Les experts en technologie et en neurosciences affirment en effet que la réponse n’est pas simple. L’IA n’affaiblit pas la pensée en soi, mais son utilisation peut influencer les capacités cognitives.
Les outils d’IA sont conçus pour soutenir les tâches cognitives, et non pour les remplacer. Ces systèmes fonctionnent comme une “extension” de l’esprit. Lorsqu’ils sont utilisés de manière active, par exemple pour apprendre, réviser des idées ou explorer différentes perspectives, ces outils peuvent même améliorer le raisonnement et la productivité.
Le problème survient lorsque la technologie commence à remplacer complètement l’effort mental.
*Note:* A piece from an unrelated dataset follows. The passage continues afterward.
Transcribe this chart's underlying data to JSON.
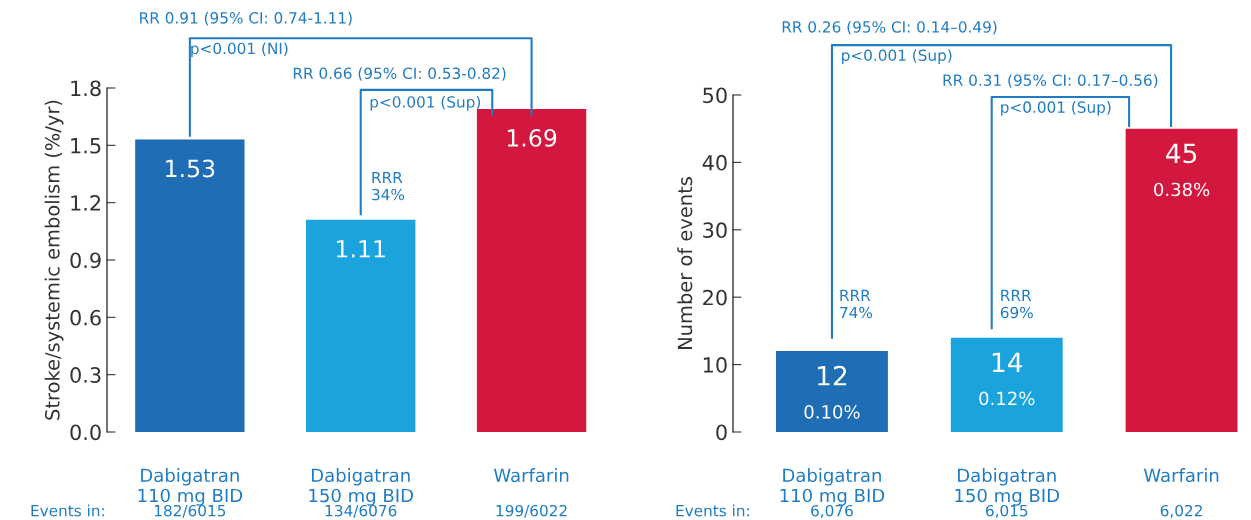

Certains experts appellent ce phénomène “externalisation cognitive”.
Cela peut conduire à un moindre effort pour résoudre des problèmes, à une dépendance vis-à-vis de réponses toutes faites, à une diminution de la pratique du raisonnement critique et à une moins bonne mémorisation des informations. Les recherches en psychologie cognitive indiquent que le cerveau fonctionne comme un muscle : moins on l’exerce, plus certaines capacités peuvent s’affaiblir avec le temps.
L’autre effet pervers de l’IA est qu’elle crée un nouveau type de charge mentale. De nombreux utilisateurs intensifs de l’IA font état de saturation ou de fatigue malgré les promesses de l’outil.
Les consultants du cabinet Boston Consulting Group ont donné un nom au phénomène, le “AI brain fry”, le cerveau cuit par l’IA, traduisez “la fatigue mentale liée à l’utilisation ou la supervision excessives d’outils d’intelligence artificielle, au-delà de nos capacités cognitives”.

L’IA est à la fois un poison ou un remède, selon ce que vous en faites. L’IA peut rendre “bête” si elle est utilisée passivement, entraînant une atrophie cognitive (dette cognitive) et une baisse de l’esprit critique, selon une étude du MIT (Massachusetts Institute of Technology).
L’usage abusif de l’IA pour rédiger, penser ou analyser à notre place réduit l’exercice de nos propres capacités cognitives. C’est un peu similaire à l’effet de l’amnésie numérique du GPS. À force de l’utiliser, vous n’exercez plus votre mémoire et vous perdez à terme une capacité à vous conduire seul.
L’IA n’est donc pas intrinsèquement nocive, mais elle agit comme un catalyseur de paresse intellectuelle si l’on délègue la pensée. En résumé, penser avec l’IA peut nous rendre plus intelligent, mais penser par l’IA risque de nous rendre plus bête en atrophiant nos capacités cérébrales.